Reacher no dijo nada.

—¿Hay una señora Shevick? —preguntó el tipo.

—¿Por qué?

—Quizás también la podríamos visitar un poco a ella, mientras miramos dónde viven. Nos gusta tener a nuestros clientes cerca. Nos gusta conocer a la familia. Nos resulta provechoso. Ahora sube al coche.

Reacher negó con la cabeza.

—No te enteras —dijo el tipo—. Esto no es una elección. Es parte del trato. Te prestamos dinero.

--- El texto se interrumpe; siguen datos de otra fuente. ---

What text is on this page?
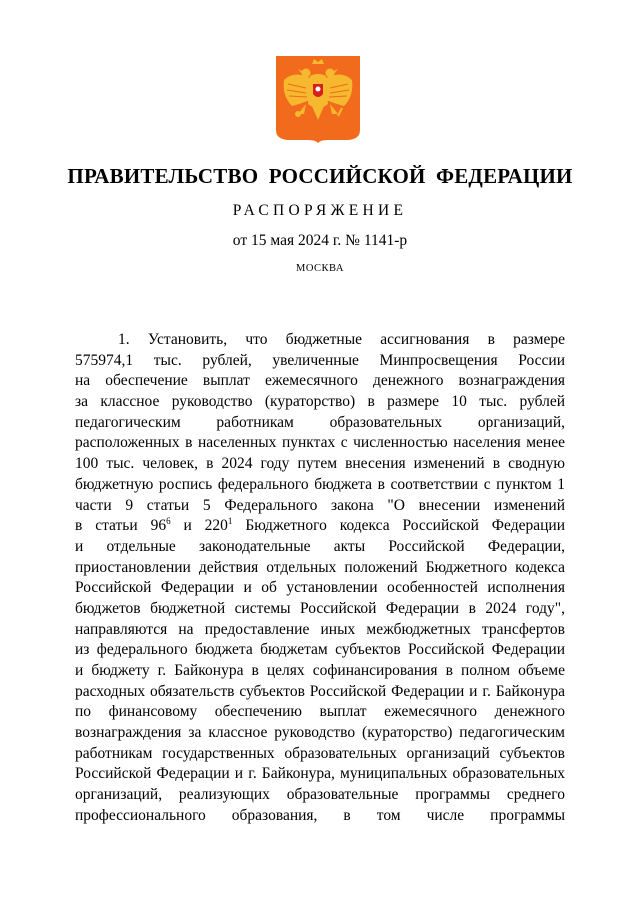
ПРАВИТЕЛЬСТВО РОССИЙСКОЙ ФЕДЕРАЦИИ
РАСПОРЯЖЕНИЕ
от 15 мая 2024 г. № 1141-р
МОСКВА
1. Установить, что бюджетные ассигнования в размере
575974,1 тыс. рублей, увеличенные Минпросвещения России
на обеспечение выплат ежемесячного денежного вознаграждения
за классное руководство (кураторство) в размере 10 тыс. рублей
педагогическим работникам образовательных организаций,
расположенных в населенных пунктах с численностью населения менее
100 тыс. человек, в 2024 году путем внесения изменений в сводную
бюджетную роспись федерального бюджета в соответствии с пунктом 1
части 9 статьи 5 Федерального закона "О внесении изменений
в статьи $96^6$ и $220^1$ Бюджетного кодекса Российской Федерации
и отдельные законодательные акты Российской Федерации,
приостановлении действия отдельных положений Бюджетного кодекса
Российской Федерации и об установлении особенностей исполнения
бюджетов бюджетной системы Российской Федерации в 2024 году",
направляются на предоставление иных межбюджетных трансфертов
из федерального бюджета бюджетам субъектов Российской Федерации
и бюджету г. Байконура в целях софинансирования в полном объеме
расходных обязательств субъектов Российской Федерации и г. Байконура
по финансовому обеспечению выплат ежемесячного денежного
вознаграждения за классное руководство (кураторство) педагогическим
работникам государственных образовательных организаций субъектов
Российской Федерации и г. Байконура, муниципальных образовательных
организаций, реализующих образовательные программы среднего
профессионального образования, в том числе программы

—Tu amigo blanco leche del interior me explicó el contrato. Repasó todos los términos, con un detalle considerable. La tasa administrativa, la tarifa dinámica, las sanciones. En cierto momento incluso se sirvió de ayuda visual. Después de lo cual preguntó si yo aceptaba los términos del contrato, y yo dije que sí, así que en ese momento el trato estaba cerrado. No pueden empezar a añadir cosas después, sobre llevarme a casa y conocer a mi familia. Tendría que haber aceptado eso por anticipado. Un contrato es una cosa de dos. Sujeto a negociación y consentimiento. No se puede hacer de manera unilateral. Es un principio básico.

—Te crees inteligente.

—Tengo esa esperanza —dijo Reacher—. A veces me preocupa ser solo un pedante.

—¿Qué?

—Puedes ofrecerte a llevarme, pero no puedes insistir en que acepte.

—¿Qué?

—Me has oído.

—Vale. Me estoy ofreciendo a llevarte. Última oportunidad. Sube al coche.

—Por favor.

El tipo hizo una pausa muy, muy larga. Dijo:

—Por favor sube al coche.

—Vale —dijo Reacher—. Dado que lo has pedido de manera tan amable.